* ETF Securities Ltd garnered over $1.3 bln in U.S.
* Analysts expect more commodity funds from firm
* Platinum ETF most popular so far, with $521 mln
By Aaron Pressman
BOSTON, April 5 (Reuters) - Exchange-traded fund manager ETF Securities, which oversees about $17 billion in assets worldwide, is expected to extend its U.S. offerings beyond four precious metals funds into a wide variety of other commodities later this year, analysts and investors said.
The London-based firm has garnered almost $1.3 billion from U.S. investors in its months-old metal-based funds so far.
"They've had considerable success in Europe and they intend to bring forward more products for the U.S.," Paul Justice, associate director for ETF research at Morningstar, said.
ETF Securities Chairman Graham Tuckwell said he is considering future products for the United States. "I always knew the U.S. market was a good one to be in," he told Reuters in a telephone interview. Additional funds are "absolutely something we're thinking of."
The firm has yet to file with the U.S. Securities and Exchange Commission for any more funds and Tuckwell declined to get more specific.

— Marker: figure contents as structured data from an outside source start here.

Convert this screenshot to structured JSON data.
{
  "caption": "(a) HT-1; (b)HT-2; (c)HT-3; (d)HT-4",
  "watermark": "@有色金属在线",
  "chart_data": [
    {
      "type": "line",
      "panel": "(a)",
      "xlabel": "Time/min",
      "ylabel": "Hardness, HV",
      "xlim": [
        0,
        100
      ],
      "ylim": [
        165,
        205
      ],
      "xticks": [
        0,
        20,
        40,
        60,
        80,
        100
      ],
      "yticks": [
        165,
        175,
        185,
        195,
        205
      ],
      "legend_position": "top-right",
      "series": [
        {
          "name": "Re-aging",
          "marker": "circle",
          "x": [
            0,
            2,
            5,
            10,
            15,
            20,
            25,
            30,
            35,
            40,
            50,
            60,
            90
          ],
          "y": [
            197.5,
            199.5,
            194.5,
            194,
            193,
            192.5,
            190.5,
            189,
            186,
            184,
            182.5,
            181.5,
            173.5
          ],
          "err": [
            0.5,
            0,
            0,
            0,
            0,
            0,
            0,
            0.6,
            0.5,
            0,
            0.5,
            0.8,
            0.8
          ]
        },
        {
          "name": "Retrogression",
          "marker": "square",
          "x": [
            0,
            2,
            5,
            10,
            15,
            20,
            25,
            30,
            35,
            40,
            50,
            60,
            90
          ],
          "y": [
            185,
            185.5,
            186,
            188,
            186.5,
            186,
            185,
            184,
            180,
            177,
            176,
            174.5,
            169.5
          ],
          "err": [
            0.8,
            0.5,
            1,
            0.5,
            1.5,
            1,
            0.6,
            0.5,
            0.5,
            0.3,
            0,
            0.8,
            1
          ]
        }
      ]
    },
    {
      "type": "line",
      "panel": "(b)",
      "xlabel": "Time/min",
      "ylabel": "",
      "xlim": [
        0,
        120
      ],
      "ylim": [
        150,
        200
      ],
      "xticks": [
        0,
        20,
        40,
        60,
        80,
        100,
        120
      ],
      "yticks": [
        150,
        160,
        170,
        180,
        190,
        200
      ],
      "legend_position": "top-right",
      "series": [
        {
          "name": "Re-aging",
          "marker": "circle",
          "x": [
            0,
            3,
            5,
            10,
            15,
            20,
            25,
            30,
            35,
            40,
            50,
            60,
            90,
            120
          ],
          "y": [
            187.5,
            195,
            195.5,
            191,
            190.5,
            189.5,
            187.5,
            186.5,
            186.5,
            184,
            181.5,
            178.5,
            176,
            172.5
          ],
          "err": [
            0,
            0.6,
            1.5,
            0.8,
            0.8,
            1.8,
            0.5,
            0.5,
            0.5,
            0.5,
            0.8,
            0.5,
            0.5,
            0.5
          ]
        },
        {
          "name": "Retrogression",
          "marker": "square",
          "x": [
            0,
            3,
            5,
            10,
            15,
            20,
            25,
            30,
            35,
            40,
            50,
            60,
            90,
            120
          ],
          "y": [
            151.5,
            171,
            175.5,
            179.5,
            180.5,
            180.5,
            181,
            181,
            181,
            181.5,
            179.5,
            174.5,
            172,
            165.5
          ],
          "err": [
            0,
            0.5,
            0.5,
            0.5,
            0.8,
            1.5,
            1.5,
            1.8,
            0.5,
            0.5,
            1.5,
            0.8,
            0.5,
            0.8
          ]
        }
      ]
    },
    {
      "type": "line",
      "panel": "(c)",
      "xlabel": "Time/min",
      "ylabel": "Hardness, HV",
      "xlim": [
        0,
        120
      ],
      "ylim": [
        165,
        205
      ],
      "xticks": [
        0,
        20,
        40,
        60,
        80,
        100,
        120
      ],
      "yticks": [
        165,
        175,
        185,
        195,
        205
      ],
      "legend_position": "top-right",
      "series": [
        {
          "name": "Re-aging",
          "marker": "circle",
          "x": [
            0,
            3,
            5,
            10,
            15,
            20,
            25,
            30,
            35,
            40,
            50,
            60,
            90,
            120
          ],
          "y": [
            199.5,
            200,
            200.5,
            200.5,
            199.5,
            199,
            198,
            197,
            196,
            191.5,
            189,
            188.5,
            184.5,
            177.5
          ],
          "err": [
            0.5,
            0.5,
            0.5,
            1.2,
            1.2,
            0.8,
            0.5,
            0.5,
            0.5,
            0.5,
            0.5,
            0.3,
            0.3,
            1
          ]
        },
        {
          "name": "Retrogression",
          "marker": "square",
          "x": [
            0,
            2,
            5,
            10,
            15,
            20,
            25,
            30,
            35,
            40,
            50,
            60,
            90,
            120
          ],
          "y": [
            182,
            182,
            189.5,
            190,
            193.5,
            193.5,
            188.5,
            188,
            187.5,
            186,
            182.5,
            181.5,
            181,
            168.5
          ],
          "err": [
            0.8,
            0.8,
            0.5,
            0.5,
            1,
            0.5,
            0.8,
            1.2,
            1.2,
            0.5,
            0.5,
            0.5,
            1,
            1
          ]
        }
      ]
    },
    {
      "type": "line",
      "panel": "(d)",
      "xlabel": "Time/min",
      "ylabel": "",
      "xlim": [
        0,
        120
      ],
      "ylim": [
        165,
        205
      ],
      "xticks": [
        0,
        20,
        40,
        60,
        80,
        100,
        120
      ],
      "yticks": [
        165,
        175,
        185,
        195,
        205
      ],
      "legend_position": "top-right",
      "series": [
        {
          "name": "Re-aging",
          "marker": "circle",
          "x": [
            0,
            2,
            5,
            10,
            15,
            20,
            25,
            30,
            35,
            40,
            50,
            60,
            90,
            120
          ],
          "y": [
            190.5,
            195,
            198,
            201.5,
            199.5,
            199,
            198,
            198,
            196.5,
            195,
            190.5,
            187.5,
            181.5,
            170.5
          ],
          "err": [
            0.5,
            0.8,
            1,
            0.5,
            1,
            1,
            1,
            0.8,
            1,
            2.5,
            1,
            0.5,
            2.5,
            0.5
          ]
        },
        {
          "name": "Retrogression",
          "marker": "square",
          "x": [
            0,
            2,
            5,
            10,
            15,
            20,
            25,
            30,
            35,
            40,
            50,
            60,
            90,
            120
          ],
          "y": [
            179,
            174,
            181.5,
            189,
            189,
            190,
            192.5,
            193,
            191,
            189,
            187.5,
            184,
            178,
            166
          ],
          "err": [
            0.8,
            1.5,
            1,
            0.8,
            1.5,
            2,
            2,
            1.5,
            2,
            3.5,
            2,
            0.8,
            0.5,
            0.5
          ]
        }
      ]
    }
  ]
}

Tuckwell, 53, helped bring the first gold ETF to market in 2003 with the Australian Gold Council. The former investment banker formed ETF Securities in 2005 to focus solely on exchange-traded products.
While the first four U.S. funds from ETF Securities own stockpiles of precious metals like gold and platinum held in vaults, additional funds would likely get exposure to other commodities by owning futures contracts.
On the London Stock Exchange, the firm runs funds linked to all manner of commodities futures contracts including cocoa, hogs and copper.
Despite the array of commodity ETFs already trading in the United States, some gaps remain, investors said.
Roger Nusbaum, chief investment officer at Your Source Financial who frequently buys ETFs for clients, said he would be interested in funds linked to prices of lumber and palm oil, for example.
"Lumber seems like an obvious gap to me," Nusbaum said. "Palm oil could be a great proxy for (investing in) Southeast Asia."
New products could also succeed with lower fees, Morningstar's Justice said.
ETF Securities emphasizes that its gold fund keeps its holdings in a Swiss vault, which some investors may consider more secure than competitors' holdings stored in London or the United States. "They're marketing to the conspiracy theorists which does appeal to a portion of gold investors," Morningstar's Justice said.
The firm's most popular new U.S. offering is the ETFS Physical Platinum Shares fund (PPLT.P), which was launched in January and is already worth $521 million. The fund benefited from the lack of any prior ETF focusing on the metal at a time when platinum prices have been rising steadily.
The ETFS Physical Palladium Shares fund (PALL.P), which also debuted in January, had early success thanks to a lack of competing funds and is now worth $270 million.
Palladium prices hit a two-year high on Monday, with physical buying due to strong industrial and investment demand also boosting sister metal platinum to its highest level since August 2008.